Un Día Volveré
mayo 13, 2015Un día volveré
Ni siquiera intentábamos convencernos ni convencer a nadie de virginidades y blasfemias
Mientras el gobernador de la Florida -con una anacrónica, verde y desechable camarita de tres dólares-, se empeñaba en captarle el ángulo favorable a su hermanito en su segunda juramentación en la Casa Blanca, Ramón y yo volvíamos a nuestras andadas. Esta vez no nos movían motivos para oír a Tito, ni siquiera intentábamos convencernos ni convencer a nadie de virginidades y blasfemias. Nos acompañaban Ruth y Carmen, en una travesía de casi dos mil millas por carretera (más de dos veces la extensión territorial de RD). Íbamos camino a Nueva Orleáns, con parada en San Agustín.
Luego del caluroso encuentro en el aeropuerto de Miami, a medida que subíamos hacia el norte, descendía la temperatura y aumentaba nuestra ansiedad por llegar a una ciudad que nos haría sentirnos como en casa.
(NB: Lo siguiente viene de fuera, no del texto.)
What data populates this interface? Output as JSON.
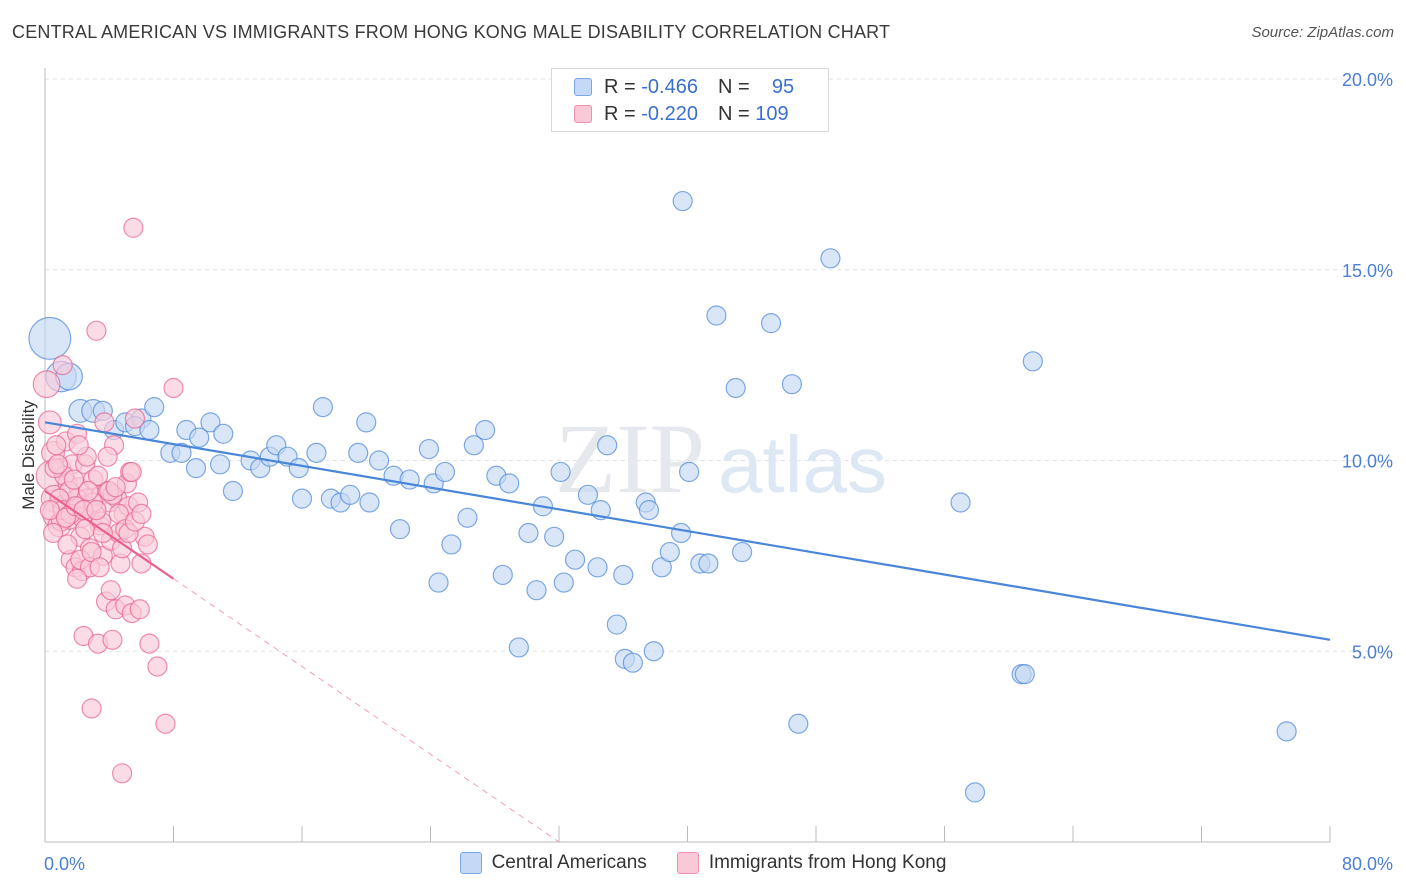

Su trazado, sus edificaciones y hasta el color habría de remitirnos al tan amado espacio de la Zona Colonial que tanto recorrimos en interminables noches de miércoles. Era viernes y, sobre todo a las tres de la madrugada, era difícil encontrar siquiera duendes en las calles. Mucho menos cervezas y otros etílicos espíritus para espantar el frío y cierto asomo de cansancio. Luego de un agitado bureo por callejones, cementerios y gift shops, plenos de descoloridos y abrigados turistas, cambiamos rumbo hacia el oeste y, entre historias y canciones de éste y de otros tiempos, desfilaban ante nosotros los carteles de salidas hacia ciudades, muchas de las cuales conocíamos de oídas por las noticias o por el cine. Un mapa que se desdibujaba en el millero del auto que, como brioso caballo galopaba sobre las líneas imaginarias y los puentes del atardecer que nos encaminaba hacia el otro arribo amaneciendo a la mítica ciudad a orillas del Mississippi. Si en callejuelas, bordones y entrepaños de San Agustín se respiran aires de la España Medieval, en los balcones, ventanales y ferryboats de Nueva Orleáns late la presencia de Francia. La música, los colores, la calidez de la gente nos provocaba cuestionarnos: ¿estamos en USA? Ni un solo troglodita policía con su trusa ajustada se manoseaba la pistola, los celulares y los genitales frente a la gente que desafiaba la fría noche para celebrar el Mardi Gras. Creo que entre saxos, tubas, trompetas, trombones y danzantes, nos quedamos perdidos en los acordes de un pueblo donde hasta el silencio sabe a ciencia cierta cuando y donde combinar con arte los sonidos y el tiempo.